NEW YORK -- When music megastar Taylor Swift removed her tunes from Spotify, she ended up helping the service she was speaking out against, Chief Executive Daniel Ek said Monday.

"The middle of America found out what Spotify was, so we had a big success," Ek said, speaking via video conference at the IAB Mixx interactive advertising conference in New York. "I wish we could have gotten that attention in a better way than pissing off Taylor Swift."

Spotify is a streaming music service that offers all-you-can-eat tunes that listeners pay for outright with $10-a-month subscriptions or indirectly by sitting through advertising. With 75 million people using the service regularly, the startup is helping lead a fundamental change in how people listen and pay for music: subscribing to mobile access rather than paying for digital downloads typified by Apple's iTunes store.
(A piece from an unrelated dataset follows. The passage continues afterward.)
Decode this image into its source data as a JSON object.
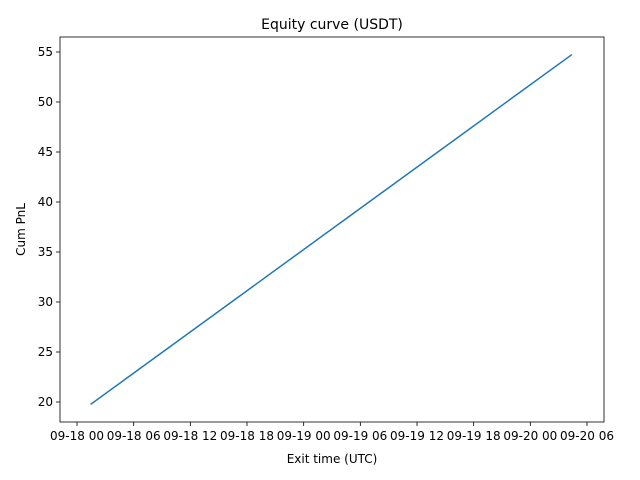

In November, Swift pulled her entire catalog of music off Spotify just as her hit album, "1989," was released. She didn't want to contribute her life's work to an experiment that doesn't fairly compensate artists, she said.

Monday, Ek reiterated that he agrees with Swift that musicians deserve to be compensated.

"We agree music should not be free...it should have a lot more value in society than it currently does," he said. He noted that even in the case of Swift, consumers could still turn to YouTube or Pandora or a host of other online services to listen to her album for free after she withdrew from Spotify.